Cuando el sistema público sí funciona: el caso del Hospital Padre Hurtado
- Mauricio Truffello C.
- 20 dic 2025
- 2 Min. de lectura
En medio de una de las crisis más profundas que ha vivido la salud en Chile —listas de espera históricas, déficit de recursos, desgaste de los equipos clínicos y una creciente desconfianza ciudadana— resulta fácil caer en la narrativa de que “nada funciona” en el sector público.
Pero esa narrativa no es del todo cierta.
Hay instituciones que, incluso en contextos complejos, están haciendo las cosas bien. Y el Hospital Padre Hurtado es un ejemplo que merece ser destacado.
Hablamos de un hospital público, parte del Servicio de Salud Metropolitano Sur Oriente, con más de 370 camas y 15.500 egresos anuales, que atiende a una población altamente demandante. Un hospital que, lejos de conformarse con “cumplir”, ha optado por elevar sus estándares al nivel de los mejores.
Recientemente, su unidad de Hospitalización Domiciliaria logró acreditarse bajo estándares de la Joint Commission, un hito poco habitual —y profundamente significativo— para un establecimiento público. No se trata solo de un sello, sino de una señal clara: la calidad y la seguridad del paciente no son exclusivas del mundo privado.
Entonces, ¿qué explica que este hospital sobresalga?

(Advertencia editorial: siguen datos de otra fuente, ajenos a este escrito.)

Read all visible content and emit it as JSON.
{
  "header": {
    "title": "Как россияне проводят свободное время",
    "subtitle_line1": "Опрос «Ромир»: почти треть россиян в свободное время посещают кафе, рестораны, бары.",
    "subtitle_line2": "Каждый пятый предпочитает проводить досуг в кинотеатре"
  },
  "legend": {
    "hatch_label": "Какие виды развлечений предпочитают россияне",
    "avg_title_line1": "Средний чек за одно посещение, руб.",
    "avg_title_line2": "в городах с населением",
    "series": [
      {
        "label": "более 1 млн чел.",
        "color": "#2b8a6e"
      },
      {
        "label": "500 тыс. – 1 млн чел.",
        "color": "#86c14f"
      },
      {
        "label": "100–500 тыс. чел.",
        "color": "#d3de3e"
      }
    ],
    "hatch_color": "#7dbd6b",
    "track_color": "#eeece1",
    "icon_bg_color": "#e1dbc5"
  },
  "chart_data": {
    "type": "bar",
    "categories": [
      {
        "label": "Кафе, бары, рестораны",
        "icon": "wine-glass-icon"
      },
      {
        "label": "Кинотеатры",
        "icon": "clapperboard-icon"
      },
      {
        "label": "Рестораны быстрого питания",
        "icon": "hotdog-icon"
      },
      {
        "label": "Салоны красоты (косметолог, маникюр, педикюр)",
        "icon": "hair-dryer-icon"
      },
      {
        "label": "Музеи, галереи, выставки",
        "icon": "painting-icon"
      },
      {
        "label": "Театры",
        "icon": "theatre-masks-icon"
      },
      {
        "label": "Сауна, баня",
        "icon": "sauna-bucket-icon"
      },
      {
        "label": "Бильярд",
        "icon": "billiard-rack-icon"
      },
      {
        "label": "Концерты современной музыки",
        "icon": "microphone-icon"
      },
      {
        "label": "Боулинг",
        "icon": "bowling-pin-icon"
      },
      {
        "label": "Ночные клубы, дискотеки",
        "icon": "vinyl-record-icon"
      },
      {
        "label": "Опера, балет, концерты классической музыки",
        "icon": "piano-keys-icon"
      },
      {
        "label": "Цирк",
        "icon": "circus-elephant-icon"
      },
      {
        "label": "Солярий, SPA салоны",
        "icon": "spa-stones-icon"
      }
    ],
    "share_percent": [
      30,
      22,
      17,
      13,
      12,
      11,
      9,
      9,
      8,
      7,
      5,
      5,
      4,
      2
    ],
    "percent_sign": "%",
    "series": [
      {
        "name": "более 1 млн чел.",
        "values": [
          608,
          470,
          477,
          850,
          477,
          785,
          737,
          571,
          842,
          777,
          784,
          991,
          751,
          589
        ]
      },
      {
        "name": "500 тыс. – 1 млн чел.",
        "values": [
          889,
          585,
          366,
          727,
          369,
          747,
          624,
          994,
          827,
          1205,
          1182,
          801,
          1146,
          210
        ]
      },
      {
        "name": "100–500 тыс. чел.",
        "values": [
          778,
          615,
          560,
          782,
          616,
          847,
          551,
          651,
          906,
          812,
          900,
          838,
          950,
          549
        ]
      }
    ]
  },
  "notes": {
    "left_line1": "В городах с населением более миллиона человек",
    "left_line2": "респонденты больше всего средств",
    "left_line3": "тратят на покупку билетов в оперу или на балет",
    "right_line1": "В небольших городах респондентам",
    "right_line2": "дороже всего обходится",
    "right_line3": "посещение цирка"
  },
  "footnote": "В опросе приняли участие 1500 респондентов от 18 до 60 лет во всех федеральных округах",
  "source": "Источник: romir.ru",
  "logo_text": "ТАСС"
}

Primero, una cultura organizacional orientada a la calidad, donde los procesos, protocolos y la mejora continua no son un trámite, sino parte del ADN institucional.
Segundo, una mirada innovadora en modelos de atención, entendiendo que la hospitalización domiciliaria no es solo una solución coyuntural, sino una estrategia estructural para descomprimir camas, mejorar la experiencia del paciente y usar mejor los recursos disponibles.
Tercero, una vinculación virtuosa con el mundo académico, a través de su rol como campus clínico universitario, que permite formación permanente, atracción de talento y actualización clínica constante.
Y, quizás lo más relevante, un liderazgo que entiende que incluso con restricciones presupuestarias se puede gestionar con excelencia.
El Hospital Padre Hurtado demuestra algo fundamental:👉 el problema del sistema público no es la falta de vocación ni de capacidad técnica, sino muchas veces la ausencia de modelos de gestión, incentivos y decisiones estratégicas consistentes.
En tiempos donde el debate suele polarizarse entre público versus privado, este caso nos recuerda que la solución no es ideológica, sino técnica y cultural. Se trata de poner al paciente en el centro, medir, mejorar, innovar y exigir estándares altos, independientemente del tipo de institución.
Más que una excepción, el Hospital Padre Hurtado debería ser un referente a estudiar, aprender y replicar.
Porque cuando alguien lo está haciendo bien, en un contexto tan adverso, vale la pena decirlo.